The meeting, was the first global strategy meeting of Regeneration International (RI) since it’s initial launch in June 2015, in Costa Rica. The organization promotes regenerative agriculture; farming and grazing practices that, among other benefits, reverse climate change by rebuilding soil organic matter and restoring degraded soil biodiversity — resulting in both carbon drawdown and improving the water cycle.

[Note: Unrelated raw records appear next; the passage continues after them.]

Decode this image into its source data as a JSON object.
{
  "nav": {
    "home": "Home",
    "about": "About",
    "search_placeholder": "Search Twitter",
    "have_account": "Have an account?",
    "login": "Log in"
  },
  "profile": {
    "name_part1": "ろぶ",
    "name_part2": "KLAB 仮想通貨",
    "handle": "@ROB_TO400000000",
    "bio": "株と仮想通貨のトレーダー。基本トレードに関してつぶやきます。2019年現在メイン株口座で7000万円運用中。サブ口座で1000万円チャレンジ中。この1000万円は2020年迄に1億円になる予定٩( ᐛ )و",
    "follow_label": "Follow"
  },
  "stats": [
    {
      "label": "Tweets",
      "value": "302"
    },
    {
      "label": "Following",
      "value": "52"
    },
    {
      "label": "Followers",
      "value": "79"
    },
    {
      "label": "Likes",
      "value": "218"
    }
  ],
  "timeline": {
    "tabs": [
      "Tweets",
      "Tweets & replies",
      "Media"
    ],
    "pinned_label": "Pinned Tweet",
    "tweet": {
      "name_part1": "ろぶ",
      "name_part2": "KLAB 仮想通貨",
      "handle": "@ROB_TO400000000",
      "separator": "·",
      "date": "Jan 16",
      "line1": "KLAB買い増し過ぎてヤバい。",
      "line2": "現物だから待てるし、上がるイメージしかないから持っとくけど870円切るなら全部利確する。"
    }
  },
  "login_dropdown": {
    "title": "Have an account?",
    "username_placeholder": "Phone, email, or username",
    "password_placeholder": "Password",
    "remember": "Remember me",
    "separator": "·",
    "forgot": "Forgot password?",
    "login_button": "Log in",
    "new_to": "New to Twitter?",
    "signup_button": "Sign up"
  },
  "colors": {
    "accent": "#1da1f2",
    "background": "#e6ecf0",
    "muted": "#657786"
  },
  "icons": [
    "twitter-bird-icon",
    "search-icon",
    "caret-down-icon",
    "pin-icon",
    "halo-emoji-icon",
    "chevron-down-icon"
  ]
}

“We are in the terminal phase of a degenerative food and farming system which forms the underlying basis for war, poverty, poor health and food insecurity,” said Ronnie Cummins, OCA’s international director and a member of the RI steering committee. “The hundreds of millions of small-scale farmers and herders around the world have the power to turn things around. They need our support to scale up regenerative farming and land-management practices that will draw down and sequester carbon, produce abundant, nutrient-dense food and regenerate local economies.”

“This is a gathering about the future of the world, pure and simple, said Larry Kopald, co-founder of The Carbon Underground, a founding partner of RI. “If we don’t quickly draw down carbon and restore our soil, we will lose the chance to keep feeding the planet and to deal with climate change.”

Andre Leu, president of IFOAM International and an RI steering committee member said: “This is the beginning of one of the fastest-growing movements in the world. The word ‘regeneration’ is resonating. We have the science now to scale up regenerative farming. We have the responsibility to scale it up. If we don’t, we face a real threat of extinction by the end of this century.”